- Ventura Ventura
- Coordinates: 32°14′52″N 107°41′00″W﻿ / ﻿32.24778°N 107.68333°W
- Country: United States
- State: New Mexico
- County: Luna

Area
- • Total: 5.46 sq mi (14.14 km^{2})
- • Land: 5.46 sq mi (14.14 km^{2})
- • Water: 0 sq mi (0.00 km^{2})
- Elevation: 4,262 ft (1,299 m)

Population (2020)
- • Total: 535
- • Density: 98.0/sq mi (37.83/km^{2})
- Time zone: UTC-7 (Mountain (MST))
- • Summer (DST): UTC-6 (MDT)
- Area code: 575
- GNIS feature ID: 2584232

= Ventura, New Mexico =

Ventura is a census-designated place in Luna County, New Mexico, United States.
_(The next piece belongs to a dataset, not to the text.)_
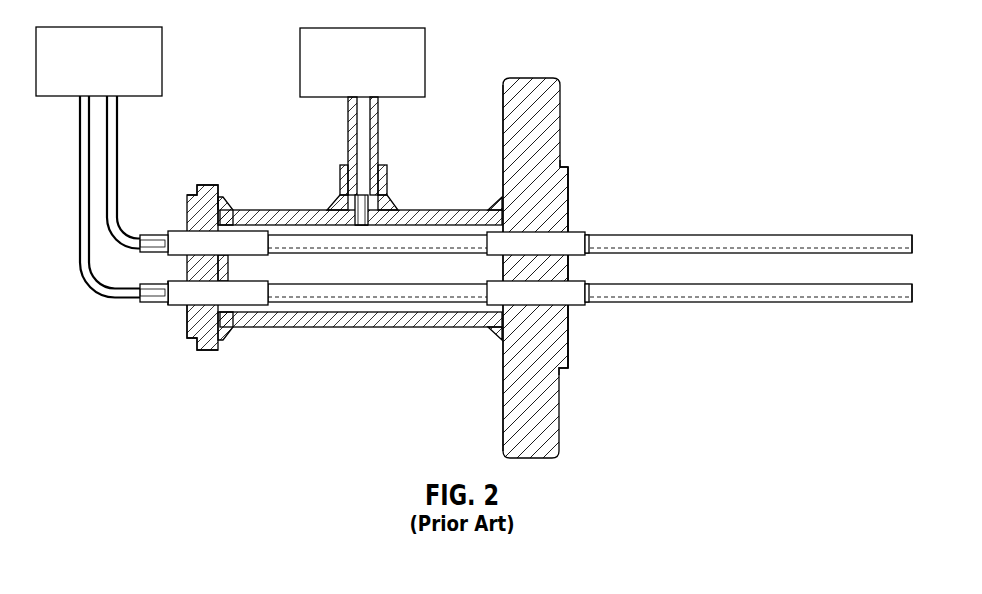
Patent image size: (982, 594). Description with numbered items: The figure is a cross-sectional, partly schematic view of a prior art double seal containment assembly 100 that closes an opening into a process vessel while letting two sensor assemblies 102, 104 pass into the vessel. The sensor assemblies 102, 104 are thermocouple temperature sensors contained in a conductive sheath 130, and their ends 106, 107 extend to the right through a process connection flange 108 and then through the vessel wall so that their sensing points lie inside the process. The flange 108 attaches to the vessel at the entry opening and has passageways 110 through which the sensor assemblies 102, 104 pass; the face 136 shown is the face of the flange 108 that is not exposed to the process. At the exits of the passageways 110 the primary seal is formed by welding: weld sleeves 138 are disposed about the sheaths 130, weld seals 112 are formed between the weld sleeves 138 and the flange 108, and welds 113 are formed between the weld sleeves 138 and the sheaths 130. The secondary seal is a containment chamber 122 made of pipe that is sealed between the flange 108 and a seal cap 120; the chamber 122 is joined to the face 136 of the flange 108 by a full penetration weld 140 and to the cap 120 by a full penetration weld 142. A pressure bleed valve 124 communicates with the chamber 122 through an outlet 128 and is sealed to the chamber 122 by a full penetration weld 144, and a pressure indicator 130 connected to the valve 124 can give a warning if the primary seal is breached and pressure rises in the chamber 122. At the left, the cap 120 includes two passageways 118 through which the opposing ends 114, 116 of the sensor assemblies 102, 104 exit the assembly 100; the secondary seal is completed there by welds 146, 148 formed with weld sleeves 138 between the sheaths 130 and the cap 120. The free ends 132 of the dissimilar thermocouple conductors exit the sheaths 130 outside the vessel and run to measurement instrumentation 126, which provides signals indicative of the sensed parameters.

As of the 2020 census, Ventura had a population of 535.
==Geography==

According to the U.S. Census Bureau, the community has an area of 5.463 mi2, all land.

==Demographics==

Historical population
| Census | Pop. | Note | %± |
| 2020 | 535 |  | — |
U.S. Decennial Census

==Education==
Like other areas in Luna County, the community is in the Deming Public Schools school district.